Twitter Vs. FaceBook: Battle of the Social Branders
Richard Cox
9/3/2014
Updated:
4/23/2016

Tech stocks have shown strong performances this year, buoyed largely by the generalized support that has been seen in equity markets. But what many investors have missed in the process is the strong surges we have seen in sentiment as directed at social media outlets, which have posted massive rallies during this period. The two standout names here would have to include FaceBook and Twitter, which should not be much of a surprise given the fact that social media arguably holds the current commanding role in the tech space.

But which company is performing best in terms of investor sentiment? Strong analysis of the market price activity in each of these names can actually give the best indication of broader sentiment, and with the recent moves seen in FaceBook in particular, it is a good idea for investors to get a sense of what is happening in the market in order to make assessments for what is likely to happen next. According to reports released byMediaGroup London, the market’s reaction to recent moves by FaceBook and Twitter have been expressed in terms of real prices, with major moves seen in the early parts of this year. Next, we look at some of these these changes in market perspective of social media outlets, using FaceBook, Inc. (NASDAQ: FB) and Twitter, Inc. (NYSE: TWTR).

 

Twitter (NYSE: TWTR)

Critical Resistance:   47.50

Critical Support:   42.60

Market Bias: Moderately Bullish

 

(Chart Source: CornerTrader)

 

Twitter / TWTR Stock Trading Strategy: Prices are struggling as they start to trade near their yearly highs. Momentum is still positive, however, so expect a drop back toward $43 before the next rally.

“Over the last year,” said Vlad Karpel, options strategist at TradeSpoon, “Twitter has experienced some major fluctuations in its market valuation, hitting highs near $70 before dropping more than 50% to the lows seen in May.” Since then, we have seen a major recovery, as the social media space as a whole starts to recover in the eyes of Wall Street. Undeniably, we are in the midst of a major bullish trend in TWTR, but the real question is whether or not there is sufficient momentum left in the market to allow prices to rise to new highs. And when we look at the recent activity in FaceBook, we can start to see how the social media as a space as a whole seems to be experiencing the same types of trends.

 

FaceBook (NASDAQ: FB)

Critical Resistance:   77

Critical Support:   71.80

Market Bias: Sideways to Bullish

 

(Chart Source: CornerTrader)

 

FaceBook / FB Stock Trading Strategy: Prices have become over-extended after the major rallies seen at the beginning of this year. Wait for a move back toward the stock’s historical moving averages before making any bullish projections in FaceBook.

After it surge in valuations at the beginning part of this year, the stock price in FB have turned sideways near the $75 mark. In price analysis, this type of activity is viewed as a consolidation period before a major breakout is likely to occur, but this type of activity can also be viewed as a major slowdown in momentum that indicates market sentiment is starting to turn.

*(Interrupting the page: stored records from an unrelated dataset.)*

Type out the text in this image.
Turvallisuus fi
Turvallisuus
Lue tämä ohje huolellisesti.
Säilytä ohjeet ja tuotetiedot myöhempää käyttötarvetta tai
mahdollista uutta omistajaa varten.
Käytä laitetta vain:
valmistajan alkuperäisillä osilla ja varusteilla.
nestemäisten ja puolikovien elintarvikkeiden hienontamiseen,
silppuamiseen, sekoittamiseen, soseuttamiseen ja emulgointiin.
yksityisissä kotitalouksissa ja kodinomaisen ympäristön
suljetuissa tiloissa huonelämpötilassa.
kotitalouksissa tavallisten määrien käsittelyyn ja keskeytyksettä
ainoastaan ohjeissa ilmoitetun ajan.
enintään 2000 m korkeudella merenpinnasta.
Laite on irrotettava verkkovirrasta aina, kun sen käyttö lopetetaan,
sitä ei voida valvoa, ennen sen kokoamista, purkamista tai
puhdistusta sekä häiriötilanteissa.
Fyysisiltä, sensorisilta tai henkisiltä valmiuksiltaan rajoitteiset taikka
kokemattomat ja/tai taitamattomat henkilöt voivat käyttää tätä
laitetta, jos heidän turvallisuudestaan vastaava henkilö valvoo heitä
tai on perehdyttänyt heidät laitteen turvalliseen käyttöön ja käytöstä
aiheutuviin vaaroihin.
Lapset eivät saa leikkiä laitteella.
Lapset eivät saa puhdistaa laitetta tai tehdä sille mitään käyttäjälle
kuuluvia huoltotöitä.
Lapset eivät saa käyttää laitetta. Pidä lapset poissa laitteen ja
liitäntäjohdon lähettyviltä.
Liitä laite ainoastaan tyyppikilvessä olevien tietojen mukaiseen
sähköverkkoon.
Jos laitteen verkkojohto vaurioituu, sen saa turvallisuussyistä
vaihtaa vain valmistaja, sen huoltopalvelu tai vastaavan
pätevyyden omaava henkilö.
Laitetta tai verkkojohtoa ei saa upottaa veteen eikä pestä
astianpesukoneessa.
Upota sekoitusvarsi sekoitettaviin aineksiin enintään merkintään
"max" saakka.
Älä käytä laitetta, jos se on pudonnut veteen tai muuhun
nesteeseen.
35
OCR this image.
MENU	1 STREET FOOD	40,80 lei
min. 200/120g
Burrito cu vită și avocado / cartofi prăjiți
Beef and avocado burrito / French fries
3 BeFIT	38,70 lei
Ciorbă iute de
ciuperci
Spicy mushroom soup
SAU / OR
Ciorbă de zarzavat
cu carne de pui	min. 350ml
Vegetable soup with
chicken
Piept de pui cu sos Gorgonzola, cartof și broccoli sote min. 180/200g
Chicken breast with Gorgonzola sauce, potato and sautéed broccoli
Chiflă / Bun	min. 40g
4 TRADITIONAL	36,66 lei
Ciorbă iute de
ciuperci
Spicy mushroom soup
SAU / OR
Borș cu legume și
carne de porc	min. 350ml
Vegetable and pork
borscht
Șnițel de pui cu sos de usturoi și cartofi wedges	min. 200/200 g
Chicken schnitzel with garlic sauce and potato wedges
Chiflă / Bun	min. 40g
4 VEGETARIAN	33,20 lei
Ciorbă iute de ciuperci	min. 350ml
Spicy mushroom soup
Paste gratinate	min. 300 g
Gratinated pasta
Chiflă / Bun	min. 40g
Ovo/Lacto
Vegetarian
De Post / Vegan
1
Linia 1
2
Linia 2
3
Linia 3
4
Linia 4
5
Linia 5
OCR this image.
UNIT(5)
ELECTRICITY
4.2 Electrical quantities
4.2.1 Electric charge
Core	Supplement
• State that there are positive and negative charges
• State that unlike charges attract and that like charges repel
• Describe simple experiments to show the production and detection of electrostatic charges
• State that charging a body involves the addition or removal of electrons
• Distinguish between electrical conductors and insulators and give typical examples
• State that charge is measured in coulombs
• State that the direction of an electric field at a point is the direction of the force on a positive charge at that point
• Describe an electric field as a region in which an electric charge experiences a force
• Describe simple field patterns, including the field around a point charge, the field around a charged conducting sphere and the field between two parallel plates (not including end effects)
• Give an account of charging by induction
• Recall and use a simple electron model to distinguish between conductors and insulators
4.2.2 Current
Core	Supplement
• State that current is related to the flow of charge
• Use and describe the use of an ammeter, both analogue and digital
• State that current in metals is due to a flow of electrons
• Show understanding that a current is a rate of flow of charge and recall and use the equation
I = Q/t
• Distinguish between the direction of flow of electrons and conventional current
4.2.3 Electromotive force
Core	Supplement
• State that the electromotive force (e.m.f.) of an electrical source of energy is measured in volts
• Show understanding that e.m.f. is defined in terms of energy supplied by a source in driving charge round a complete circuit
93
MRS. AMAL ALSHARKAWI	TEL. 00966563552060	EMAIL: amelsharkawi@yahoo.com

This is significant because valuations at FaceBook are now much higher than they were at the beginning of the year, and this opens the door for downside corrections if investors start to lose patience with the lack of movement in the stock price. Looking at support and resistance levels (areas of historical supply and demand), we can see that price tendencies tend to reach an extreme near the $77 area. In short, this means that the outlook is still positive -- but maybe not as rosy as it was at the beginning of this year. When compared to Twitter, these outlooks show slowing trends for the industry as a whole so it is entirely possible that we have already seen market’s express their positive sentiment in this space, and this could make continued gains difficult for the final month’s of the year.